Per 1 januari 2026 wordt de nieuwe ABU-Cao van kracht. Daarin staan enkele nieuwe bepalingen ten aanzien van de beloning en andere arbeidsvoorwaarden van uitzendkrachten. Dit heeft belangrijke gevolgen voor uitzendbureau’s die de ABU-Cao toe (moeten) passen, maar ook voor ondernemingen die uitzendkrachten inlenen van deze uitzendbureau’s. De arbeidsvoorwaarden van de meeste uitzendkrachten zullen dus per 1 januari 2026 moeten worden aangepast als gevolg van deze nieuwe bepalingen.
Belangrijkste wijzigingen in artikel 21 van de ABU-Cao
1. Essentiële arbeidsvoorwaarden
In het nieuwe art. 21 lid 2 van de ABU-Cao staat dat het totaal van de essentiële arbeidsvoorwaarden van de uitzendkracht ten minste gelijkwaardig moet zijn aan het totaal van de essentiële arbeidsvoorwaarden van de werknemer in dienst van de opdrachtgever (= inlener) met een gelijk(waardig(e) functie.
Essentiële arbeidsvoorwaarden zijn onder andere:
- Loon en overige vergoedingen,
- Arbeidstijden (daaronder begrepen overwerk)
- Rusttijden en pauzes
- Arbeid in nachtdienst
- Duur van de vakantie en het werken op feestdagen
“Gelijkwaardig” wil dus niet zeggen “gelijk”, maar het betekent dat de uitzendkracht alles bij elkaar opgeteld wel hetzelfde moet krijgen als de eigen werknemers van de opdrachtgever/inlener.

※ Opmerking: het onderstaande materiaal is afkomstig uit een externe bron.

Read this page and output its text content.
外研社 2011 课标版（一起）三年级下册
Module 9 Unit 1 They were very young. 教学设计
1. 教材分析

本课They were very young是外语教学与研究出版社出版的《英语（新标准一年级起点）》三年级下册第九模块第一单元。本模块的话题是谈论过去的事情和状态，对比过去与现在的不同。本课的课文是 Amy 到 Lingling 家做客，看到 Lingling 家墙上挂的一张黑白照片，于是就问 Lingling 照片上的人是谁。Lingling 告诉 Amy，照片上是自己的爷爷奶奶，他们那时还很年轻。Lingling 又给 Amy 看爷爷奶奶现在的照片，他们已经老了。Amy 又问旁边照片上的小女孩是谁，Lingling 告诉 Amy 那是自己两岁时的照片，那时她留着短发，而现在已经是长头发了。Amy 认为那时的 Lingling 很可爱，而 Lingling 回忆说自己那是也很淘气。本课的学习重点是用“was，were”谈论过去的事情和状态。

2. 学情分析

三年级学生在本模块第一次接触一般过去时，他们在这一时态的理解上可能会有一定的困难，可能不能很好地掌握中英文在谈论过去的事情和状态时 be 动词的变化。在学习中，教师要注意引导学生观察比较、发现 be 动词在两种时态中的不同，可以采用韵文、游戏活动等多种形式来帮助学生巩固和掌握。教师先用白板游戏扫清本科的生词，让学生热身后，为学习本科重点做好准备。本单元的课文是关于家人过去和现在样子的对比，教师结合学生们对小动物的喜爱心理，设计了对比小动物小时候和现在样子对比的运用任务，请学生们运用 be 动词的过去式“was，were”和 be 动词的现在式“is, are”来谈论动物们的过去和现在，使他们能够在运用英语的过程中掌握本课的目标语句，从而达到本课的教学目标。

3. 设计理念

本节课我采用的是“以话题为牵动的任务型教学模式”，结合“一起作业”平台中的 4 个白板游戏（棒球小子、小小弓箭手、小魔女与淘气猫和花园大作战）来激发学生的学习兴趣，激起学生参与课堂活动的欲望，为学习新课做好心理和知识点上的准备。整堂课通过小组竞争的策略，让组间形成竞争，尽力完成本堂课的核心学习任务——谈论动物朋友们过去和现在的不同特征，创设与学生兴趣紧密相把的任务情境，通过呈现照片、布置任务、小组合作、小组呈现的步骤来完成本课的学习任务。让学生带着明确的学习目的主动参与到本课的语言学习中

2. Niet-essentiële arbeidsvoorwaarden
Naast essentiële arbeidsvoorwaarden zijn er ook niet-essentiële arbeidsvoorwaarden. Dat zijn alle andere dan de essentiële arbeidsvoorwaarden. In art. 21 lid 3 van de ABU-Cao staat dat de uitzendkracht met betrekking tot het totaal aan niet-essentiële arbeidsvoorwaarden tenminste recht heeft op gelijkwaardige beloning ten opzichte van de eigen werknemers van de opdrachtgever/inlener die een gelijk(waardig(e) functie vervullen als de uitzendkracht.
3. Twee toetsen voor naleving
Tenslotte moet ook het totaal aan essentiële en niet-essentiële arbeidsvoorwaarden van de uitzendkracht tenminste gelijkwaardig zijn aan dat van de eigen werknemers van de opdrachtgever/inlener. Hierbij geldt tevens dat een essentiële arbeidsvoorwaarde niet uitgeruild mag worden tegen een niet-essentiële arbeidsvoorwaarde. Andersom mag dit wel. Er komen dus twee toetsen:
- Het totaalpakket aan essentiële arbeidsvoorwaarden moet tenminste gelijkwaardig zijn en
- Het totaalpakket van essentiële en niet-essentiële arbeidsvoorwaaarden moet tenminste gelijkwaardig zijn.
Voor opdrachtgevers en uitzendbureaus ontwikkelden ABU en NBBU het informatieplatform Wijzerbelonen.nl. Hierop is alle informatie te vinden over (het bepalen van) gelijkwaardige arbeidsvoorwaarden.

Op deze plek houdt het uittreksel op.